BurntSushi / ripgrep

ripgrep recursively searches directories for a regex pattern while respecting your gitignore
The Unlicense
48.06k stars 1.98k forks source link

False mismatch for most of the file #1188

Closed ghost closed 5 years ago

ghost commented 5 years ago

What version of ripgrep are you using?

with cargo install ripgrip:

ripgrep 0.10.0
-SIMD -AVX (compiled)
+SIMD +AVX (runtime)

with github release binary:

ripgrep 0.10.0 (rev 8a7db1a918)
-SIMD -AVX (compiled)

How did you install ripgrep?

  1. with cargo install ripgrep
  2. with github release binary

What operating system are you using ripgrep on?

Windows 10 Enterprise Version: 1709 OS Build: 16299.904

Describe your question, feature request, or bug.

rg exits before matching all there is or, alternatively, thinks those matches failed.
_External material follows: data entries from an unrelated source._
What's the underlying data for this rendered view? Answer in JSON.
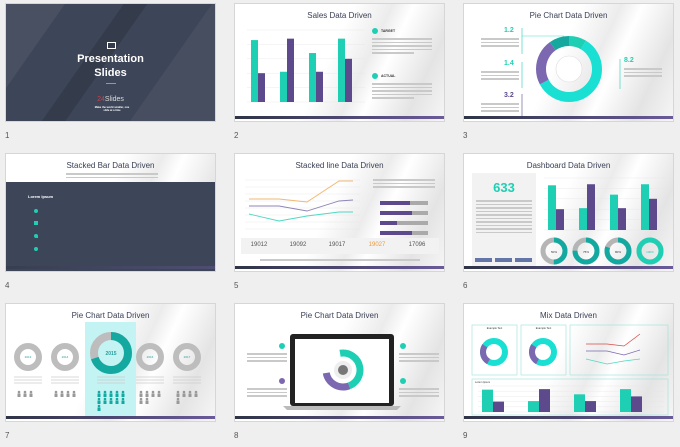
{
  "colors": {
    "teal": "#1fcfb4",
    "purple": "#5c4a8c",
    "navy": "#3d4558",
    "orange": "#f29a3a",
    "bg": "#efefef"
  },
  "slides": [
    {
      "number": "1",
      "title_line1": "Presentation",
      "title_line2": "Slides",
      "logo": "24Slides",
      "logo_prefix": "24",
      "logo_suffix": "Slides",
      "tagline": "Make the world smaller, one slide at a time",
      "icon": "presentation-board-icon"
    },
    {
      "number": "2",
      "title": "Sales Data Driven",
      "legend": [
        "TARGET",
        "ACTUAL"
      ],
      "chart_values": {
        "teal": [
          4.3,
          2.1,
          3.4,
          4.4
        ],
        "purple": [
          2.0,
          4.4,
          2.1,
          3.0
        ],
        "ymax": 5
      }
    },
    {
      "number": "3",
      "title": "Pie Chart Data Driven",
      "values": [
        "1.2",
        "1.4",
        "3.2",
        "8.2"
      ],
      "donut": [
        1.2,
        1.4,
        3.2,
        8.2
      ]
    },
    {
      "number": "4",
      "title": "Stacked Bar Data Driven",
      "heading": "Lorem Ipsum"
    },
    {
      "number": "5",
      "title": "Stacked line Data Driven",
      "stats": [
        "19012",
        "19092",
        "19017",
        "19027",
        "17096"
      ]
    },
    {
      "number": "6",
      "title": "Dashboard Data Driven",
      "big_value": "633",
      "donuts": [
        "50%",
        "75%",
        "80%",
        "100%"
      ],
      "donut_values": [
        0.5,
        0.75,
        0.8,
        1.0
      ],
      "chart_values": {
        "teal": [
          4.3,
          2.1,
          3.4,
          4.4
        ],
        "purple": [
          2.0,
          4.4,
          2.1,
          3.0
        ],
        "ymax": 5
      }
    },
    {
      "number": "7",
      "title": "Pie Chart Data Driven",
      "years": [
        "2013",
        "2014",
        "2015",
        "2016",
        "2017"
      ],
      "people": [
        3,
        4,
        11,
        6,
        5
      ]
    },
    {
      "number": "8",
      "title": "Pie Chart Data Driven"
    },
    {
      "number": "9",
      "title": "Mix Data Driven",
      "box_titles": [
        "Example Text",
        "Example Text"
      ],
      "bar_heading": "Lorem Ipsum",
      "chart_values": {
        "teal": [
          4.3,
          2.1,
          3.4,
          4.4
        ],
        "purple": [
          2.0,
          4.4,
          2.1,
          3.0
        ],
        "ymax": 5
      }
    }
  ]
}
I'm running:

rg -N "^[^ ]+ (2018|2019)-" file.log >output.log

The input file size is 7735mb, the output file is 1229mb.

When I'm running:

grep "^[^ ]\+ \(2018\|2019\)-" file.log >output.log

The output file is 5948mb.

When I look into rg's result it just looks like file.log got abandoned somewhere along the way and rg just quit without completing the job. No error messages.
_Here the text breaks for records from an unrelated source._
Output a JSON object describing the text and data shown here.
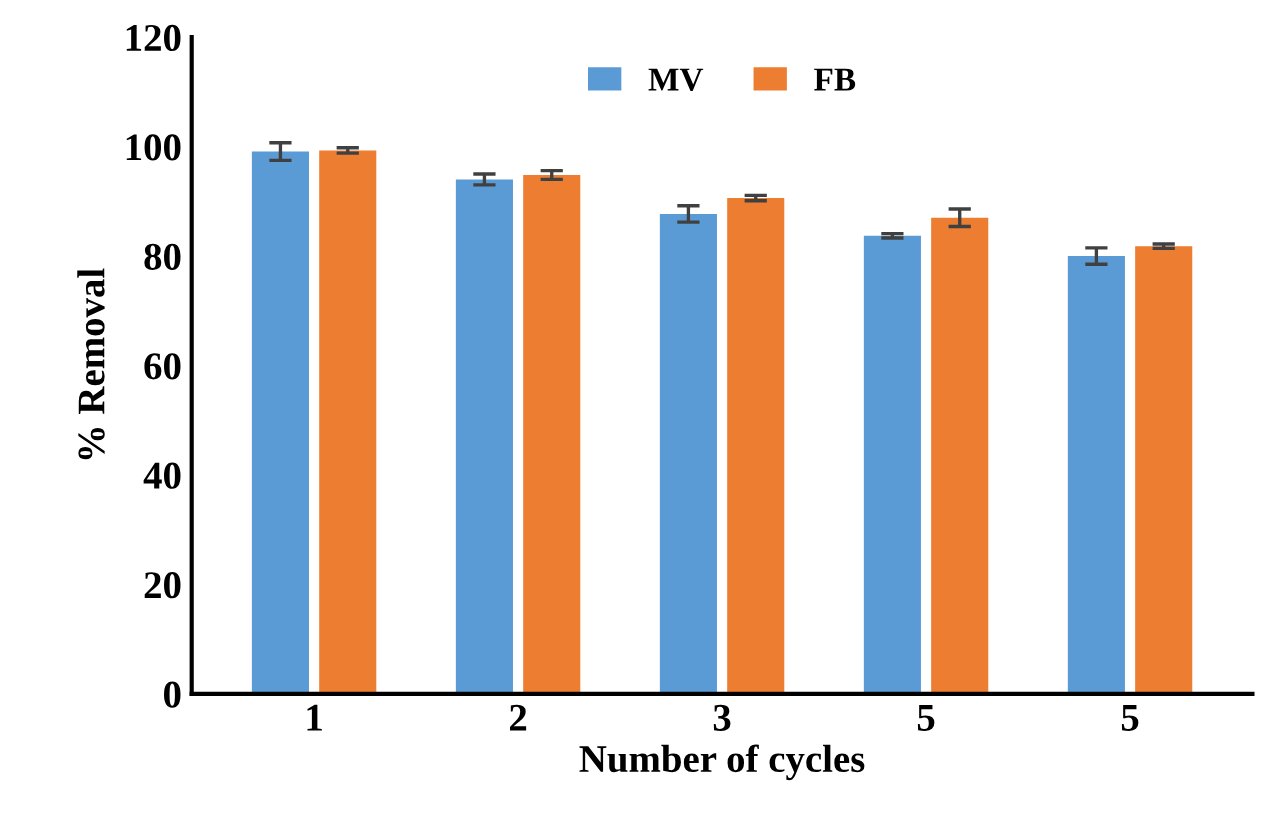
{
  "chart_data": {
    "type": "bar",
    "xlabel": "Number of cycles",
    "ylabel": "% Removal",
    "categories": [
      "1",
      "2",
      "3",
      "5",
      "5"
    ],
    "series": [
      {
        "name": "MV",
        "color": "#5b9bd5",
        "values": [
          99.1,
          94.0,
          87.7,
          83.7,
          80.0
        ],
        "errors": [
          1.6,
          1.0,
          1.5,
          0.4,
          1.5
        ]
      },
      {
        "name": "FB",
        "color": "#ed7d31",
        "values": [
          99.3,
          94.8,
          90.6,
          87.0,
          81.8
        ],
        "errors": [
          0.5,
          0.8,
          0.5,
          1.6,
          0.4
        ]
      }
    ],
    "ylim": [
      0,
      120
    ],
    "yticks": [
      0,
      20,
      40,
      60,
      80,
      100,
      120
    ],
    "grid": false,
    "legend": "top"
  }
}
If this is a bug, what are the steps to reproduce the behavior?

See above, reproduces every time.

If this is a bug, what is the actual behavior?

DEBUG|grep_regex::literal|grep-regex\src\literal.rs:110: required literal found: " 201"
DEBUG|globset|globset\src\lib.rs:429: built glob set; 0 literals, 0 basenames, 8 extensions, 0 prefixes, 0 suffixes, 0 required extensions,
0 regexes
DEBUG|grep_searcher::searcher::mmap|grep-searcher\src\searcher\mmap.rs:86: gm.log: failed to open memory map: file length overflows usize

If this is a bug, what is the expected behavior?

To match all the input.

BurntSushi commented 5 years ago

Can you should the output with the --trace flag? It's going to be hard to debug this without the input file. The current size of the file is probably too big, so if you can find a way to shrink the test case such that the problem still occurs, that would be helpful.

My guess is that your log file contains binary data (a NUL byte), which is causing ripgrep to give up. If so, then passing the -a flag to ripgrep should fix it. With that said, I'd probably expect grep to have the same behavior here, so something isn't adding up.

ghost commented 5 years ago

@BurntSushi You are right, completely bizzarely, our Java app produced log messages that contained NUL characters. I'm not even sure how that's technically possible, because all log messages should be java.lang.String which is pure Unicode. -a solves the problem, thanks. But still, GNU grep doesn't seem to care about it and rg didn't give any stderr warning, so it looked fishy.

BurntSushi commented 5 years ago

All righty. I'm going to call this a duplicate of #306 then. See my comment in that issue for a deeper explanation of the issue. Thanks for the report!